La défense des agresseurs sexuels d’enfants se fonde souvent sur le recours à des troubles affectant les accusateurs, notamment les mères. Cela a commencé au XIXe siècle, lorsqu’en 1832 une loi a été votée pour stipuler qu’en dessous de 11 ans un enfant ne peut pas être consentant à une relation sexuelle. Immédiatement, des voix se sont élevées, accusant les enfants de mentir et d’être manipulés par leur mère. On a appelé ça le « syndrome de Dupré » ou l’« hétéro-accusation génitale ». Cette légitimation médicale a été remplacée dans les années 1980 par le « syndrome d’aliénation parentale ». En d’autres termes, des mamans organiseraient des dénonciations frauduleuses pour écarter un mari gênant, allant même jusqu’à créer des lésions physiologiques sur leurs enfants pour appuyer leurs dires. Ensuite est apparu le « syndrome de Médée », forme de harcèlement mis en place par un parent voulant priver son conjoint de la relation avec ses enfants et apparaissant à l’occasion d’une rupture conjugale. Aucune de ces théories n’est démontrée scientifiquement et plusieurs pédopsychiatres dénoncent leur usage devant la justice depuis des années, mais leurs arguments ne sont pas suffisamment pris en compte par certains magistrats, certes minoritaires, mais qui peuvent faire des dégâts. Je reçois énormément de témoignages de mères à qui on a retiré la garde de leur enfant pour le confier au père, alors qu’il y a suspicion d’abus sexuels. Ce sont elles les coupables, les aliénantes. On ne croit pas les femmes et les enfants. Pourtant, le rapport « Viaux », commandé par le ministère de la Justice, qui a analysé des milliers de décisions prises par les juges aux affaires familiales, indique que les fausses allégations sont rares : un à deux dossiers pour mille.

Les mères sont-elles les seules à se retrouver au banc des accusés ?

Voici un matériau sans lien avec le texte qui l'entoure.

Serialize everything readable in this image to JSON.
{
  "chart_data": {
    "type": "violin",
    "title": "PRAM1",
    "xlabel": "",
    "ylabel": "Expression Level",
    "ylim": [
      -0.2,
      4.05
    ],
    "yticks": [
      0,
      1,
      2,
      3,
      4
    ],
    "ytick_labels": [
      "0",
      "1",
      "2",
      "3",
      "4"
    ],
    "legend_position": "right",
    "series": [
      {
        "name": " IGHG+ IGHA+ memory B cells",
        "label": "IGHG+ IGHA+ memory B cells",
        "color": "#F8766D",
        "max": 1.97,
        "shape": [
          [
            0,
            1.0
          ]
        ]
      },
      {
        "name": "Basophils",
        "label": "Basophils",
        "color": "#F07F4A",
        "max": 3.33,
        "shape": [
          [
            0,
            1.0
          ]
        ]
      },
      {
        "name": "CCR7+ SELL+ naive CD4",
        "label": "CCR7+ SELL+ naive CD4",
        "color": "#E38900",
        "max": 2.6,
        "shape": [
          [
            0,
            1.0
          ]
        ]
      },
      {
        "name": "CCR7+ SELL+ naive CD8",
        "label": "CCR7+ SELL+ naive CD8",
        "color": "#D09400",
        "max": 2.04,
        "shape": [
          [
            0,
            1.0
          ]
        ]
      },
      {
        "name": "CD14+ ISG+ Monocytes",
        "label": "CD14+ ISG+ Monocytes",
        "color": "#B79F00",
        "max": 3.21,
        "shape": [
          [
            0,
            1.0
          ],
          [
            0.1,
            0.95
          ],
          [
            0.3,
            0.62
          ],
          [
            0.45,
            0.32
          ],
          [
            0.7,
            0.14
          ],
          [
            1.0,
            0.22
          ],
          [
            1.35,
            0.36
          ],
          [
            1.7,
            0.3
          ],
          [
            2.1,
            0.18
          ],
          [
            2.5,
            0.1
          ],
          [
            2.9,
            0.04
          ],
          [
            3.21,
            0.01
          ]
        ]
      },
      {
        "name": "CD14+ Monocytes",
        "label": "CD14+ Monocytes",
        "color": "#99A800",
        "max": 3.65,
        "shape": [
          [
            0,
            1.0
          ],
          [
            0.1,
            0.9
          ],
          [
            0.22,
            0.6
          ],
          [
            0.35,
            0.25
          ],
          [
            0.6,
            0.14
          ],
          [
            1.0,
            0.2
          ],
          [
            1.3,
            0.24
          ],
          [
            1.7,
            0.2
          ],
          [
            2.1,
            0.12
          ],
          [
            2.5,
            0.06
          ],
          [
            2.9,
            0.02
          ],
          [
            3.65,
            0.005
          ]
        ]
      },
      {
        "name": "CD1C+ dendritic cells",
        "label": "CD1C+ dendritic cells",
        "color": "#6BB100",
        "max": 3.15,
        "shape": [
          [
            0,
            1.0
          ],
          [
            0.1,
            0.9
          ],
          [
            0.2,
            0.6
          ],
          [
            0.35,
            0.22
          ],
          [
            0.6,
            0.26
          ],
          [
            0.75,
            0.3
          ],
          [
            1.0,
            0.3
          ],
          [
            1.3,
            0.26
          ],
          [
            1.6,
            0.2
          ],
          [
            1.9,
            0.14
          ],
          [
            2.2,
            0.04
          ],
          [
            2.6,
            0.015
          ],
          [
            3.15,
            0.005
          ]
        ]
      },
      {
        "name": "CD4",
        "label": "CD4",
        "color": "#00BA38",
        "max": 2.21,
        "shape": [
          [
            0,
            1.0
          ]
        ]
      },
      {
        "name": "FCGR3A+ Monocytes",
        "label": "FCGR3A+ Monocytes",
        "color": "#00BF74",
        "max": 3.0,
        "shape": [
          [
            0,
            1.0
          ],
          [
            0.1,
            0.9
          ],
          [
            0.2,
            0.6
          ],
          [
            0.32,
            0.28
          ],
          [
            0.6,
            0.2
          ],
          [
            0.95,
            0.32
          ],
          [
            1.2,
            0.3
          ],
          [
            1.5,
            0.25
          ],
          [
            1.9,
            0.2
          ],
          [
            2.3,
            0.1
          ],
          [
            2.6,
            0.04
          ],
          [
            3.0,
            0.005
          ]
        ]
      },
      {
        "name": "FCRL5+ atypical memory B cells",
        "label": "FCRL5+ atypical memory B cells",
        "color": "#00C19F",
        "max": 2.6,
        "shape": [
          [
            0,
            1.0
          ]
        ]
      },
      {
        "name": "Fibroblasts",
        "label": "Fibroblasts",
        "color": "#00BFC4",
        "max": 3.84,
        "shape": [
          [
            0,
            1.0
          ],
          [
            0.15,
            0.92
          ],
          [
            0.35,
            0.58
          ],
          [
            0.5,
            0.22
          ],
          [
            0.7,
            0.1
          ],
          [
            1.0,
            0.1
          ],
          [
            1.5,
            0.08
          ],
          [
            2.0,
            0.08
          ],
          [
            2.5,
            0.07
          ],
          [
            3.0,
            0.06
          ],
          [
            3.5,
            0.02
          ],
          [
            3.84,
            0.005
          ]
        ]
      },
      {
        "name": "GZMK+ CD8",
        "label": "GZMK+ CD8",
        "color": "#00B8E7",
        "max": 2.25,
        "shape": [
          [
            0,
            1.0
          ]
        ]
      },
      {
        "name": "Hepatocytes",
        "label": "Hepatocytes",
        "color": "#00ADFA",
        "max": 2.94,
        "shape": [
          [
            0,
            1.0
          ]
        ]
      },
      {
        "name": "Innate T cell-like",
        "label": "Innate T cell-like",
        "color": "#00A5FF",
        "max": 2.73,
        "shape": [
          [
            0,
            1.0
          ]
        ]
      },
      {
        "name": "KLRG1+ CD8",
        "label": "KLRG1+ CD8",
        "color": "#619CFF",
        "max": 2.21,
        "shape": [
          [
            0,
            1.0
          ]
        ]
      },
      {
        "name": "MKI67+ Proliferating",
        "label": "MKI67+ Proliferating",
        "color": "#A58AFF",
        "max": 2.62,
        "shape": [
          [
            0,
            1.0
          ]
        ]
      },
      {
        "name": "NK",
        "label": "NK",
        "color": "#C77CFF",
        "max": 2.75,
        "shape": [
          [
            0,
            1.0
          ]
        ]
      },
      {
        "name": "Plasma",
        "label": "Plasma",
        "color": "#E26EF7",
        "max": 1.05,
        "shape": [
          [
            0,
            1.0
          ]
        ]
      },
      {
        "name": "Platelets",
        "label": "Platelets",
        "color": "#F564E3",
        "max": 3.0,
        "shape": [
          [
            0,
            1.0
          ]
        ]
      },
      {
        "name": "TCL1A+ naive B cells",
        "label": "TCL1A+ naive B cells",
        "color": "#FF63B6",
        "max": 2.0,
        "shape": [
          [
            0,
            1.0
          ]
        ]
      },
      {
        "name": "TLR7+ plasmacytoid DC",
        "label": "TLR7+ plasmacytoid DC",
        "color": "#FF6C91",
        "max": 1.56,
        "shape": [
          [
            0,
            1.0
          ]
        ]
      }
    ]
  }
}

Non, des médecins sont poursuivis devant le conseil de l’Ordre pour avoir adressé au parquet un signalement pour agressions sexuelles sur mineurs. Ils sont accusés par les auteurs présumés des faits (98 % sont des hommes) d’établir des certificats de complaisance. C’est une stratégie redoutable dont se servent allègrement des associations de défense des pères, et beaucoup de professionnels (enseignants, travailleurs sociaux…) hésitent à faire des signalements de peur d’être inquiétés. Une pédopsychiatre, la docteure Bonnet, a vu sa carrière détruite par huit ans de procédures, couronnées par un non-lieu, et a été obligée de s’exiler à l’étranger pour travailler. Il y a des choses formidables mises en place en France, notamment par l’association La voix de l’enfant, mais un changement de mentalité doit s’opérer d’urgence car des enfants sont démolis à vie. Et, globalement, il y a une parole d’universitaires, de médecins, de magistrats, que l’on n’entend pas beaucoup ici. Aux Etats-Unis, une jurisprudence réfute le syndrome d’aliénation parentale. En Espagne, il n’y a plus que l’extrême-droite qui le soutienne. Au Québec, la mesure des violences faites aux femmes et aux enfants est prise. L’idée sous-jacente est qu’un homme qui bat sa femme ne peut pas être un bon père.

Engagé,

Patric Jean est l’auteur de La loi des pères (éd. du Rocher). Il a aussi réalisé de nombreux documentaires, dont La raison du plus fort, sur la criminalisation de la pauvreté, La domination masculine et Un monde parfait, sur la consommation.